Lunch was partaken at this point. Good time to mention two complaints about the hotel; the temperature was far too low (everyone complained) and the food was so-so (I’m picky, but the non-picky eating machines I went with were also unimpressed). A third one is that the wireless signal did not reach my room, but ended at the door. Helped me get sleep though I guess.

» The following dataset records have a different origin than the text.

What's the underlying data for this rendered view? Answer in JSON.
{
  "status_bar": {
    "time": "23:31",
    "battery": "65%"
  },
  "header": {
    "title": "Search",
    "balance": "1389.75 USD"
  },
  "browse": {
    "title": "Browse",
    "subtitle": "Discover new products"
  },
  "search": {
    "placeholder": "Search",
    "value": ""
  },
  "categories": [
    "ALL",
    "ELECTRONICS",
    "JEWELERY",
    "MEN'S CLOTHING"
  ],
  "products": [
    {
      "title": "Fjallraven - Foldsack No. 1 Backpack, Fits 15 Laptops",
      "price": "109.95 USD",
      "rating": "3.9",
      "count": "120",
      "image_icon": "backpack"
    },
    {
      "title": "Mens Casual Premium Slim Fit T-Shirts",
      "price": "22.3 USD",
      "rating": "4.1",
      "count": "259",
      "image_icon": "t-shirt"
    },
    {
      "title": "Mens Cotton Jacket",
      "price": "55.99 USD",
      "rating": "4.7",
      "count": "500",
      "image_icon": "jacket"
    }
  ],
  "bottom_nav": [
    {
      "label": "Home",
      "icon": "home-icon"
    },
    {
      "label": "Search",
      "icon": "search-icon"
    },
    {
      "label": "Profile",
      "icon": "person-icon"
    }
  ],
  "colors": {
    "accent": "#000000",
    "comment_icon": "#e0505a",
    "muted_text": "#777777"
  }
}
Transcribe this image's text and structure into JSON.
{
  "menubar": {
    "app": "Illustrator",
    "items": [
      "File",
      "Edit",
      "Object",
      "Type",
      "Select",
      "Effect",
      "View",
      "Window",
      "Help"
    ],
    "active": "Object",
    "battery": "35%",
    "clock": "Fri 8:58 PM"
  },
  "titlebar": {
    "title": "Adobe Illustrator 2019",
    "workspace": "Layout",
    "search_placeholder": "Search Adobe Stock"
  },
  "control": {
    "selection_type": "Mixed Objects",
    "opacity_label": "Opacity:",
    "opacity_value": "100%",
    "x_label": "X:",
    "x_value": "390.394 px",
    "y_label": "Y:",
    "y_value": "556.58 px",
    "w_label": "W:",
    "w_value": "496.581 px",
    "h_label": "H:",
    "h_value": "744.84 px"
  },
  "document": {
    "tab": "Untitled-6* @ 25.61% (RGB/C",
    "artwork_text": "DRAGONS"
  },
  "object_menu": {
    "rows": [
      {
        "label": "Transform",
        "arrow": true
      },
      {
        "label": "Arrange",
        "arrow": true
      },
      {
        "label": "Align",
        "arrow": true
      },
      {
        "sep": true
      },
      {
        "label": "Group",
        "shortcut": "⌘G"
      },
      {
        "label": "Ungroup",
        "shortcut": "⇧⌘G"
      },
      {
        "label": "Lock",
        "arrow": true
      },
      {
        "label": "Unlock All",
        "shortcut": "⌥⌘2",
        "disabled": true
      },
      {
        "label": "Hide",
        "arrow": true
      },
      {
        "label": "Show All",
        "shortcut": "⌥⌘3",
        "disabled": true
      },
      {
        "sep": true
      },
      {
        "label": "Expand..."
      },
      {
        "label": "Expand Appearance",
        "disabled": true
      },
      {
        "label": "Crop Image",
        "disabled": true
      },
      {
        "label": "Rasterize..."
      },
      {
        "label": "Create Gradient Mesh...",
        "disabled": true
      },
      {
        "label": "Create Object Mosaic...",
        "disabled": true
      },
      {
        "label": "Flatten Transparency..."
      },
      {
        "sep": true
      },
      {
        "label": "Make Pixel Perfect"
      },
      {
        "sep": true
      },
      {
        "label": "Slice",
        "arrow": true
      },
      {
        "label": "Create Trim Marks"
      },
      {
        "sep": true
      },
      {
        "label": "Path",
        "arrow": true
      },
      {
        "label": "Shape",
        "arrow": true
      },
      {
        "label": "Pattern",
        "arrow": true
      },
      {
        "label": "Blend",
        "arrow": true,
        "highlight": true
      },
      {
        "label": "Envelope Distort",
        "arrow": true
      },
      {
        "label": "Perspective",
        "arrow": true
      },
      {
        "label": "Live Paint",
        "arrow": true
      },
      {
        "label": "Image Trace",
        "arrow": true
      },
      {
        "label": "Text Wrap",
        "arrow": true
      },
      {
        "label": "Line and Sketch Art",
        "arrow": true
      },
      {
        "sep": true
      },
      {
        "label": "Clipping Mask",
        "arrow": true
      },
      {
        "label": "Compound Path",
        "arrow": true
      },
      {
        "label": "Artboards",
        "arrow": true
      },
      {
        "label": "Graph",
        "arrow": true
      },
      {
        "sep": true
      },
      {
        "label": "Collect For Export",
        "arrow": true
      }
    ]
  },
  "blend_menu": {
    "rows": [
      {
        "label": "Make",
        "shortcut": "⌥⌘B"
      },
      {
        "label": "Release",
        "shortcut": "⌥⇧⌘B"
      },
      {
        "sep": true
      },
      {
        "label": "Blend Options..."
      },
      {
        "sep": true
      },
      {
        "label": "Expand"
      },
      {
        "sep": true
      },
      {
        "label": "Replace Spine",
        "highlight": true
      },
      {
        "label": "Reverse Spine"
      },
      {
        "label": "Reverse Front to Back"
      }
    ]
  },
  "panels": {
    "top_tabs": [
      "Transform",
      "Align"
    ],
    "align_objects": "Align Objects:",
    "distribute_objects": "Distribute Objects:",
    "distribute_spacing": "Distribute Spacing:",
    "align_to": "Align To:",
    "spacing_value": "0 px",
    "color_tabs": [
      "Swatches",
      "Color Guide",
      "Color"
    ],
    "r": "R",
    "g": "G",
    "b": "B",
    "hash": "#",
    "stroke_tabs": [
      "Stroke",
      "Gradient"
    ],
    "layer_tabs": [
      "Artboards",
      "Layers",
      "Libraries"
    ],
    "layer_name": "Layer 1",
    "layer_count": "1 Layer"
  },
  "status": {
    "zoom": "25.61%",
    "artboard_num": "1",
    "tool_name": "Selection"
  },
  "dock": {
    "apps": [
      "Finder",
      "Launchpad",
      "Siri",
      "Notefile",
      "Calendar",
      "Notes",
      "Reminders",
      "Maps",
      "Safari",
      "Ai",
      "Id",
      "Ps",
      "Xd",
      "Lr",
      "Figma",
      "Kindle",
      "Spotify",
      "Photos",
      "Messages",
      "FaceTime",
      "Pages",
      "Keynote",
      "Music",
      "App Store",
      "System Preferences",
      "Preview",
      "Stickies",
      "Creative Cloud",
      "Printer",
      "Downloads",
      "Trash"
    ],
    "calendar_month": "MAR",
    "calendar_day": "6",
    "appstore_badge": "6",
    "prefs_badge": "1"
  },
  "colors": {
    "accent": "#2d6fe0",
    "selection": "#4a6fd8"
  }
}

After lunch… GIS talk with Scott Davis. Scott was mainly organising things, but took time out to talk ot some of us about the wonderful world of GIS. Nice for me as I’ve got some vague plans for an educational product here and despite exposure to GIS in the past, had some questions. In fact, since getting back I’ve played with JUMP (buggy, but works) to get my first data-set together. Scott’s took a bit too long to cover the basics (GPS, phones etc) and lacked time to get deeper into other areas.

Finally, I went to the second showing of Stuart Halloway’s Metaprogramming talk. Like State Machines, this one was interesting because there was no religion. It wasn’t telling us about tapestry, or groovy, or aspects etc. It was telling us about the JDK. Couple of code snippets here that might work their way into Commons Lang, and Stu also used aspects to highlight his point, without it being a talk to sell aspects to us. Very nice to see them in a supportive role, ie) how we’ll mainly use them.

That’s it. Mike and Eric both seemed to like the conference a lot; much in the way I liked it last year. This year it’s a bit less of a discovery, but still lots of good learning.

NFJS: Mind-map of notes

Tuesday, August 10th, 2004

Someone, whose name I’m not too sure of (Mike? Jim?) was doing a lot of notes using mind-maps. I tried using it for the Tapestry talk and got a lot of information down.

Looking for software, FreeMind (freemind.sf.net) seems a pretty good one. Basic, but easy to use. So I’ve output my legal-pad full of notes into a nice summary map. This is then exported as a rather dull html page: Conference notes

NFJS: Lunchtime giveaway

Sunday, August 8th, 2004

Forgot to mention the lunchtime giveaway that NFJS do on the Saturday and Sunday. Eric, having just bought the last t-shirt or something, remarked that he’d probably win.

Lo and behold, his was the first name out of the hat (4 drawn on each day). He chose Mike Clark’s Project Automation book (yep Dave, no t-shirt for you).

To drive things home, mine was the last name out of the hat on the Saturday and I walked away with David Geary’s JSF book. I’ve just finished months of technical-reviewing for Kito Mann/Manning’s JSF book, so I’m a bit up to my eyeballs with it all; but I always like David’s books and am sure I’ll be turning to it at some point. His AWT/Swing books are my Java GUI bibles.

So our company managed to grab 2 wins out of 4. On Sunday, Mike, didn’t get pulled out of the hat, so no pressies for him.

All in all, it looked like there were maybe a hundred people there. I think there was room for about 130 people maximum.

(Removing expert panel transcripts)

Sunday, August 8th, 2004

I’m not sure blogging the comments of an expert panel is really ethical; mainly because I’m not confident that I won’t misrepresent their opinion. So I’ve pulled those blogs.